I try to do something with all this stuff inside, so I paint. I paint the storm. At first, I lay out the storm with smooth brushstrokes and defined lines, but it does not truly depict the image. Instead, I hold the brush at the end and move in large strokes across the canvas. My peers in the art room look over my shoulder. I like the energy, they say. I can feel it. So I continue in this mode, in large, jagged movements over the canvas. At one point I begin to doubt, and start stroking, blending in the colors, with softer strokes, smoothing in the foreground. What happened, says my teacher. You’ve lost the movement. Don’t work it so much she says.

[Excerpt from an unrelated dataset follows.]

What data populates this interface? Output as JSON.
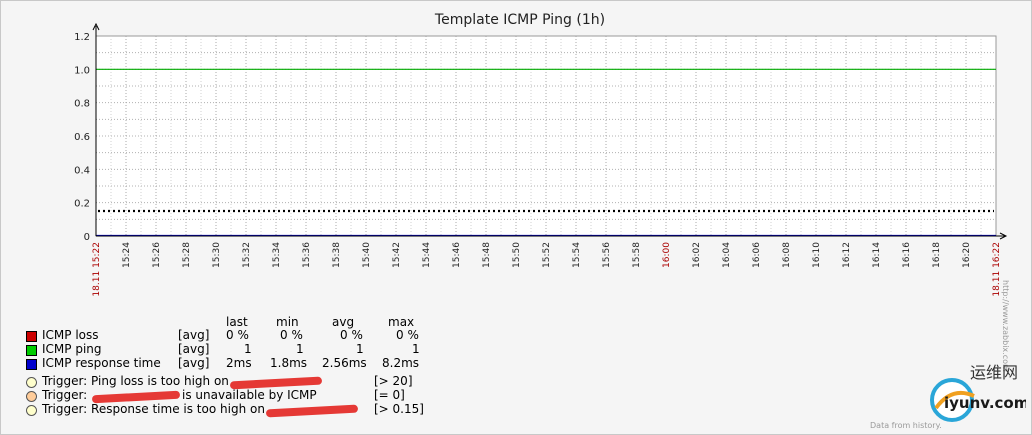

Again, art reflects the conflict inside me. The times I see a situation brewing and try to manipulate it, smooth it over, instead of letting it be. I try to control it, or minimize it, or worse yet, let it torment me inside while externally I smooth it over, hiding the conflict of emotions inside. The conflict of worry, of guilt of being angry, of weariness of this situation, of wanting to be free of all this. So I continue to work on this painting, and myself. I’ve changed the composition a bit, but I have not changed the storm clouds. My teacher says her eye is drawn to the midpoint of the painting, where the white clouds meet dark clouds. She thinks that to be the strongest part of the painting.
Last week I spoke at a caregivers conference, reading one of the poems I had written about caring for my mom. At different times during the conference, three women approached me, telling me they felt the same feelings I am feeling, feelings of conflict, feelings of despair. I held their hands, gave them a hug. I know there are many of us caught in this storm of caregiving, of conflicting feelings of sorrow, anger, guilt, weariness as we continue to care for our loved ones day by day by day by day.
Storms move in and out of our lives. But in the moment before, and then right after, there is stillness. A moment of peace. In that moment of stillness, even as a storm approaches, we as caregivers must take rest. A breath. A prayer. An exhale. That is where we find the strength to weather what is ahead.